Tuesday, 19 May 2015

Whitsunday Island & R&R in Abell Point Marina 12th - 19th May

Whitsunday Island



A gentle SE wind enticed us out of the South Molle anchorage and across Whitsunday Passage to Fitzalan Passage, a narrow stretch of water between Whitsunday Is and Hamilton Is, where the currents are fierce at the height of the tidal flow. The tide was still against us here, but was slowing so we only got down to 3.5 kns with the engine. By the time we reached Solway Passage on the eastern end of Whitsunday Is, to go around to Whitehaven Beach, the tide had definitely turned and we shot through at over 7 kns. We had a delightful two nights here along with 15 other boats, walking, swimming, and generally relaxing in the windless sunshine.

The 8km round trip walk to Chance Bay on the southern side of the island is an easy, pretty, forest walk mostly in the shade of trees. On the way we saw the biggest bush turkey nest we have seen, at least twice our height, with a girth to match. A walk in the evening along Whitehaven Beach in the gentle sunshine lets you know that paradise has been found. I thought I'd wear the bathers and catch a bit of a tan, however what I did catch without realising it, was a rash of sandfly bites. Now like an itchy plum pudding I realise that even paradise can have it's downfalls.

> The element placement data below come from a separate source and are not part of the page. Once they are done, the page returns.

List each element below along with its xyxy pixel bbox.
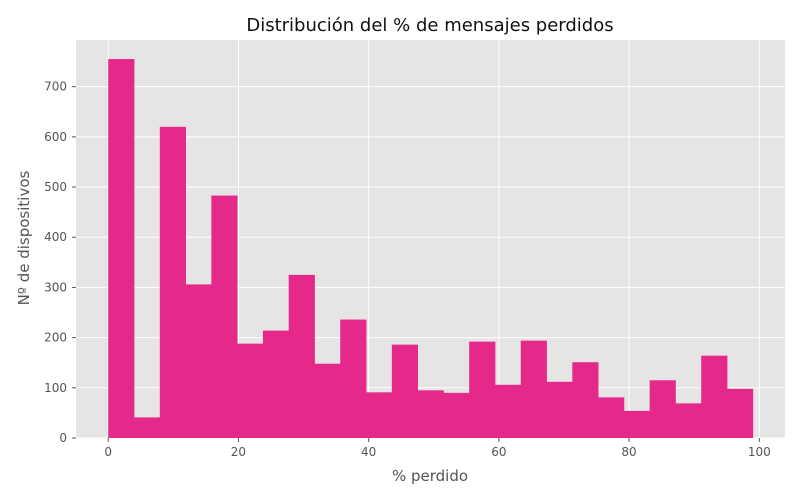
y-tick-label: 300 [44,280,67,294]
y-tick-label: 500 [44,180,67,194]
histogram-bar [572,362,599,438]
histogram-bar [701,355,728,438]
histogram-bar [159,126,186,438]
y-tick-label: 200 [44,331,67,345]
histogram-bar [546,381,573,438]
histogram-bar [520,340,547,438]
x-tick-label: 20 [231,445,246,459]
histogram-bar [314,363,341,438]
axis-ticks: 0 20 40 60 80 100 0 100 200 300 400 500 600 700 [44,80,771,459]
histogram-bar [185,284,212,438]
x-tick-label: 0 [104,445,112,459]
histogram-bar [391,344,419,438]
y-tick-label: 100 [44,381,67,395]
histogram-bar [340,319,367,438]
bars [108,59,754,439]
histogram-bar [598,397,625,438]
histogram-bar [649,380,676,438]
x-tick-label: 80 [621,445,636,459]
histogram-bar [417,390,444,438]
histogram-bar [108,59,135,439]
histogram-bar [675,403,702,438]
histogram-bar [134,417,161,438]
y-tick-label: 400 [44,230,67,244]
y-tick-label: 600 [44,130,67,144]
x-tick-label: 60 [491,445,506,459]
histogram-bar [237,343,264,438]
histogram-bar [262,330,290,438]
histogram-bar [494,384,522,438]
x-axis-title: % perdido [392,467,468,485]
y-tick-label: 0 [59,431,67,445]
histogram-bar [366,392,393,438]
histogram-bar [623,410,651,438]
x-tick-label: 40 [361,445,376,459]
y-axis-title: Nº de dispositivos [15,170,33,305]
histogram-bar [211,195,238,438]
y-tick-label: 700 [44,80,67,94]
histogram-bar [288,274,315,438]
histogram-bar [443,392,470,438]
chart-title: Distribución del % de mensajes perdidos [246,15,613,36]
histogram-bar [726,388,754,438]
x-tick-label: 100 [748,445,771,459]
histogram-bar [469,341,496,438]
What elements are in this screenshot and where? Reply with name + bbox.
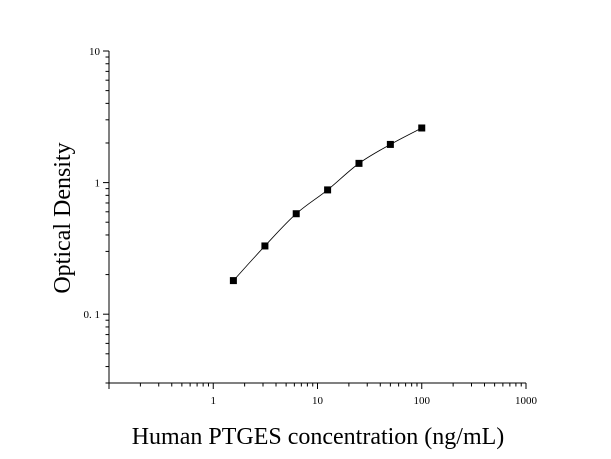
axes xyxy=(103,50,527,389)
data-point xyxy=(324,186,332,194)
fit-curve xyxy=(233,127,422,281)
y-tick-labels: 0. 1 1 10 xyxy=(84,46,101,321)
data-point xyxy=(418,124,426,132)
x-tick-label: 1 xyxy=(211,395,217,407)
data-point xyxy=(292,210,300,218)
data-point xyxy=(229,277,237,285)
x-tick-labels: 1 10 100 1000 xyxy=(211,395,538,407)
x-tick-label: 10 xyxy=(312,395,324,407)
y-tick-label: 0. 1 xyxy=(84,309,101,321)
y-axis-title: Optical Density xyxy=(50,142,76,293)
y-tick-label: 10 xyxy=(89,46,101,58)
data-point xyxy=(261,242,269,250)
x-axis-title: Human PTGES concentration (ng/mL) xyxy=(132,424,505,450)
y-tick-label: 1 xyxy=(95,178,101,190)
x-tick-label: 1000 xyxy=(515,395,538,407)
data-point xyxy=(386,140,394,148)
data-points-layer xyxy=(229,124,426,285)
x-tick-label: 100 xyxy=(414,395,431,407)
data-point xyxy=(355,159,363,167)
fit-curve-layer xyxy=(233,127,422,281)
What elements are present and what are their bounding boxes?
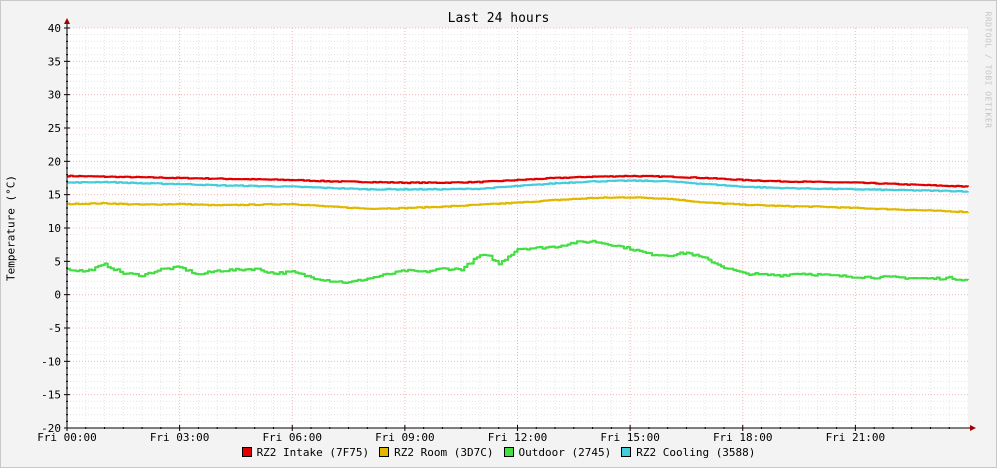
y-tick-label: -20 — [41, 422, 61, 435]
y-tick-label: -5 — [48, 322, 61, 335]
chart-title: Last 24 hours — [447, 11, 550, 26]
legend-label: Outdoor (2745) — [518, 446, 612, 459]
y-axis-arrow-icon — [64, 18, 70, 24]
series-line — [67, 174, 970, 188]
y-tick-label: -10 — [41, 355, 61, 368]
x-tick-label: Fri 15:00 — [600, 431, 660, 444]
legend-swatch-icon — [621, 447, 632, 457]
legend-item: RZ2 Cooling (3588) — [621, 446, 755, 459]
legend-swatch-icon — [241, 447, 252, 457]
series-line — [67, 196, 970, 214]
legend-label: RZ2 Intake (7F75) — [256, 446, 370, 459]
x-tick-label: Fri 21:00 — [826, 431, 886, 444]
legend-item: RZ2 Room (3D7C) — [379, 446, 494, 459]
y-tick-label: 40 — [48, 22, 61, 35]
tick-labels: -20 -15 -10 -5 0 5 10 15 20 25 30 35 40 Fri 00:00 Fri … — [37, 22, 885, 444]
legend-swatch-icon — [379, 447, 390, 457]
y-tick-label: -15 — [41, 389, 61, 402]
x-tick-label: Fri 06:00 — [262, 431, 322, 444]
x-tick-label: Fri 12:00 — [488, 431, 548, 444]
legend-label: RZ2 Room (3D7C) — [394, 446, 494, 459]
legend-item: Outdoor (2745) — [503, 446, 612, 459]
y-tick-label: 10 — [48, 222, 61, 235]
x-axis-arrow-icon — [970, 425, 976, 431]
y-tick-label: 20 — [48, 155, 61, 168]
y-tick-label: 25 — [48, 122, 61, 135]
x-tick-label: Fri 18:00 — [713, 431, 773, 444]
x-tick-label: Fri 03:00 — [150, 431, 210, 444]
legend-label: RZ2 Cooling (3588) — [636, 446, 756, 459]
y-tick-label: 5 — [54, 255, 61, 268]
legend-item: RZ2 Intake (7F75) — [241, 446, 370, 459]
y-tick-label: 0 — [54, 289, 61, 302]
series-line — [67, 239, 970, 284]
series-line — [67, 179, 970, 193]
legend-swatch-icon — [503, 447, 514, 457]
x-tick-label: Fri 09:00 — [375, 431, 435, 444]
series-group — [67, 174, 970, 284]
axes — [64, 18, 976, 431]
grid — [66, 27, 968, 429]
x-tick-label: Fri 00:00 — [37, 431, 97, 444]
y-tick-label: 30 — [48, 89, 61, 102]
legend: RZ2 Intake (7F75) RZ2 Room (3D7C) Outdoor … — [0, 446, 997, 459]
y-tick-label: 35 — [48, 55, 61, 68]
y-tick-label: 15 — [48, 189, 61, 202]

Bush Turkey nest Whitsunday Island

A strong wind warning had been issued for the next five days so we decided to make the most of the 13th by motor/sailing around the northern shores of Whitsunday island to seek refuge in Cid Harbour for a few days. On the way we managed to secure a mooring in Tongue Bay where we had lunch and then we took advantage of an ingoing tide to pass through Hook Channel and on to Cid. The whirlpools and currents swirling in Hook Channel buffeted the boat at times and it was reinforced that it is a good idea to go with the tides around here.

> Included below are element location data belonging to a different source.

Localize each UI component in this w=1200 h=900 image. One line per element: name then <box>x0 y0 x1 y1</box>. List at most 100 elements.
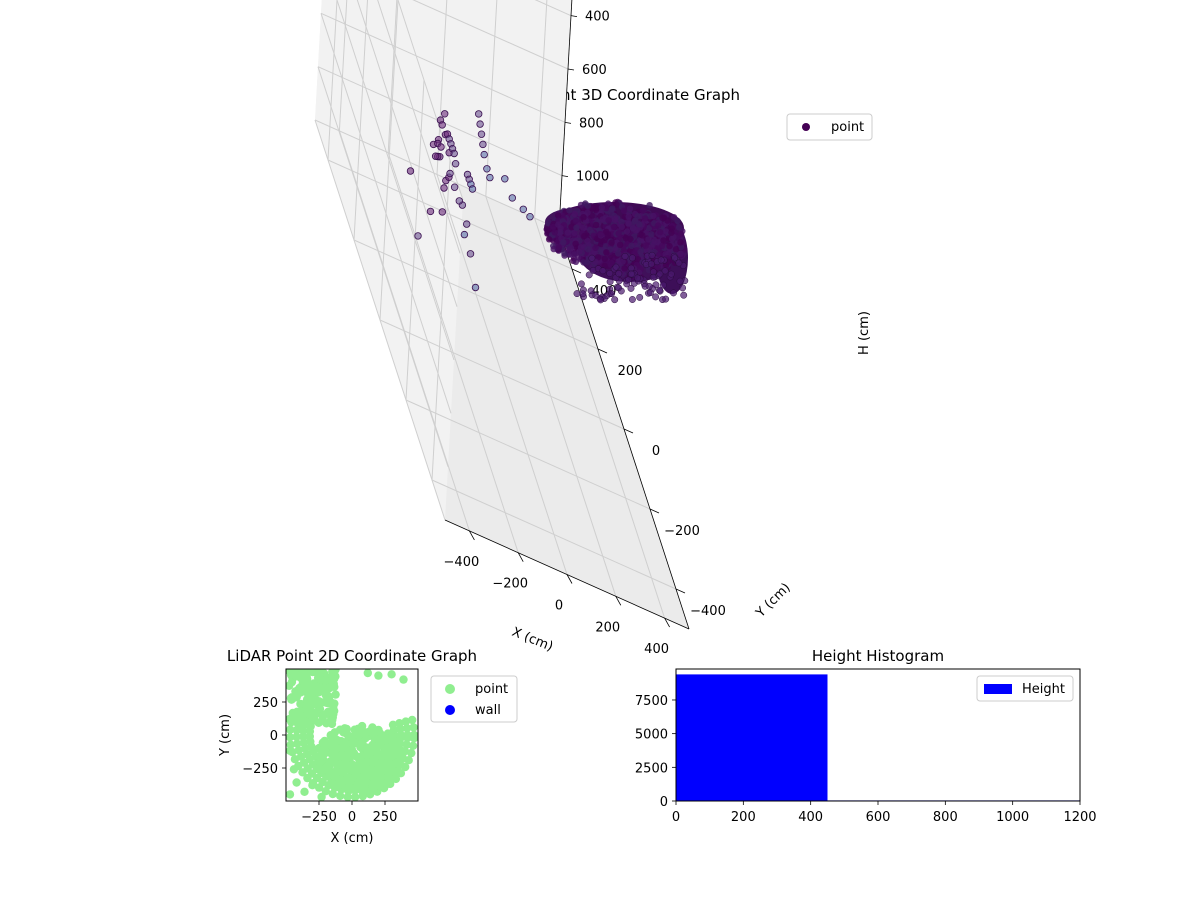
chart-2d-x-tick-label: 250 <box>373 810 398 825</box>
chart-3d-cloud-point <box>654 222 662 229</box>
chart-2d-point <box>298 768 307 777</box>
chart-2d-point <box>395 719 404 728</box>
chart-2d-point <box>292 778 301 787</box>
chart-2d-point <box>295 684 304 693</box>
chart-3d-cloud-point <box>598 204 606 211</box>
chart-3d-outlier-point <box>466 250 475 258</box>
chart-3d-outlier-point <box>455 197 463 205</box>
chart-3d-gridline <box>405 399 651 510</box>
chart-3d-cloud-point <box>606 278 614 286</box>
chart-3d-z-tick <box>567 68 575 71</box>
chart-2d-y-tick-label: −250 <box>242 762 278 777</box>
chart-2d-point <box>330 706 339 716</box>
chart-2d-point <box>296 712 306 721</box>
chart-3d-gridline <box>431 479 677 590</box>
chart-3d-cloud-point <box>608 239 615 246</box>
chart-3d-outlier-point <box>483 165 491 173</box>
chart-2d-xlabel: X (cm) <box>331 831 374 846</box>
chart-2d-point <box>334 778 343 788</box>
chart-3d-cloud-point <box>571 229 578 237</box>
chart-2d-point <box>286 681 294 690</box>
chart-2d-point <box>314 783 324 792</box>
chart-3d-outlier-point <box>414 232 422 240</box>
chart-3d-outlier-point <box>450 149 458 158</box>
chart-2d-point <box>362 750 372 760</box>
chart-3d-cloud-point <box>601 236 608 243</box>
chart-3d-cloud-point <box>679 284 687 292</box>
chart-3d-cloud-point <box>577 280 585 288</box>
chart-3d-cloud-point <box>672 246 680 253</box>
chart-2d-point <box>290 755 300 764</box>
chart-3d-cloud-point <box>543 226 550 233</box>
chart-2d-point <box>407 748 416 758</box>
chart-3d-gridline <box>320 13 452 414</box>
chart-2d-point <box>296 719 305 729</box>
chart-2d-point <box>349 737 358 747</box>
chart-3d-outlier-point <box>471 283 480 292</box>
chart-3d-cloud-point <box>615 284 622 292</box>
chart-2d-point <box>364 765 374 775</box>
chart-3d-cloud-point <box>677 244 685 251</box>
chart-histogram: Height Histogram 0 200 400 600 800 1000 1200 0 2… <box>635 647 1097 825</box>
chart-3d-outlier-point <box>406 167 415 175</box>
chart-2d-point <box>321 676 330 685</box>
chart-3d-cloud-point <box>652 293 660 301</box>
chart-3d-gridline <box>353 239 599 350</box>
chart-3d-outlier-point <box>426 207 435 216</box>
chart-2d-point <box>387 670 396 679</box>
chart-3d-cloud-point <box>627 284 635 292</box>
chart-3d-cloud-point <box>613 201 620 208</box>
histogram-y-tick-label: 5000 <box>635 728 668 743</box>
chart-3d-outlier-point <box>508 194 516 202</box>
chart-3d-outlier-point <box>438 121 446 129</box>
chart-2d-point <box>286 733 295 742</box>
chart-2d-point <box>286 714 294 724</box>
chart-3d-outlier-point <box>501 175 509 183</box>
chart-3d-z-tick-label: 1000 <box>576 170 609 185</box>
chart-2d-point <box>319 745 328 754</box>
chart-3d-cloud-point <box>671 254 679 262</box>
chart-3d-cloud-point <box>648 251 656 259</box>
chart-2d-point <box>303 773 312 783</box>
histogram-bar <box>676 674 828 801</box>
histogram-bars <box>676 674 1080 801</box>
chart-3d-cloud-point <box>670 289 677 297</box>
chart-3d-cloud-point <box>628 296 636 303</box>
chart-3d-cloud-point <box>572 217 579 224</box>
chart-3d-cloud-point <box>588 254 596 262</box>
chart-3d-cloud-point <box>587 287 595 295</box>
chart-3d-cloud-point <box>599 267 607 275</box>
chart-3d-cloud-point <box>647 260 655 268</box>
chart-2d-point <box>402 724 412 733</box>
chart-3d-cloud-point <box>555 244 563 251</box>
chart-3d-ylabel: Y (cm) <box>753 580 794 621</box>
chart-3d-y-tick-label: −400 <box>690 604 726 619</box>
chart-2d-point <box>331 690 340 699</box>
chart-3d-cloud-point <box>627 270 635 278</box>
chart-3d-cloud-point <box>610 223 617 231</box>
chart-3d-z-tick-label: 400 <box>585 10 610 25</box>
chart-3d-outlier-point <box>519 205 527 213</box>
chart-2d-point <box>298 676 307 685</box>
histogram-legend-box <box>976 675 1074 702</box>
chart-2d-point <box>403 733 412 743</box>
histogram-x-tick-label: 1000 <box>996 810 1029 825</box>
chart-3d-gridline <box>412 0 569 70</box>
chart-3d-cloud-point <box>603 249 610 256</box>
chart-3d-outlier-point <box>476 120 484 128</box>
chart-3d-y-tick <box>649 508 660 514</box>
chart-3d-cloud-point <box>615 270 623 278</box>
chart-2d-point <box>369 730 378 739</box>
chart-3d-legend-label: point <box>831 120 864 135</box>
chart-3d-cloud-point <box>620 207 628 214</box>
chart-2d: LiDAR Point 2D Coordinate Graph −250 0 250… <box>218 647 518 846</box>
chart-3d-cloud-point <box>545 236 553 243</box>
chart-3d-cloud-point <box>571 210 578 218</box>
chart-2d-point <box>302 720 311 729</box>
chart-3d-cloud-point <box>589 212 596 219</box>
chart-3d-cloud-point <box>597 296 605 304</box>
chart-3d-gridline <box>377 0 461 254</box>
chart-3d-cloud-point <box>601 255 608 262</box>
chart-3d-gridline <box>317 66 449 467</box>
chart-3d-z-tick <box>561 175 569 178</box>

Obviously other people had the same idea as us and on the four nights we were in Cid around thirty boats joined us in it's security. The wind came in at 3.30am (the forecast got it wrong - it said 4am) and for the three days we hung there in gusty, blustery conditions that at times were trying. Apparently Hamilton Island, just around the corner, had 43kn gusts. Some of the gusts here felt like that! We watched several boats having trouble with anchors letting go and having to re-anchor after drifting down the bay. Peter anchored us this time closer to Sawmill Beach where we had better access to the walking tracks on the shore. It seemed a little more exposed here than in Cowards Corner, but not uncomfortable as we still pointed into the wind and the fetch was not far enough to stir up too much slop. We climbed Whitsunday Peak again, a steep, rocky walk that lets you know that you have done some exercise, and the lovely 1km walk to Dugong Bay. During a lull in the wind we took the dinghy and explored the bay.


Sawmill Beach, Cid Harbour

A very nice Beneteau 40 anchored next to us on the second day and Peter met the couple on board and next thing we were on 'Another Dimension' having morning tea. John and Jenny are from Melbourne and have taken a year off work to make this trip up the east coast. Jenny made us fresh muffins - I was very impressed. A confession later informed us she had not done that before. When they came to Rene for morning tea at Abell Point Marina I cheated and visited the local shop for the goodies. I hope we meet up with them again on the water.

Abell Point Marina

The wind abated on Sunday so we took the opportunity to make the short trip across to Abell Point Marina for a bit of R&R.The staff at the Abell Point Marina have been very friendly and helpful and made us feel very welcome. More work has been done here in the infrastructure and it is a very nice place to stay for a few days. All the usual stocking up jobs need to be done for our next journey, hopefully south to Mackay and the Percy Islands - wind permitting.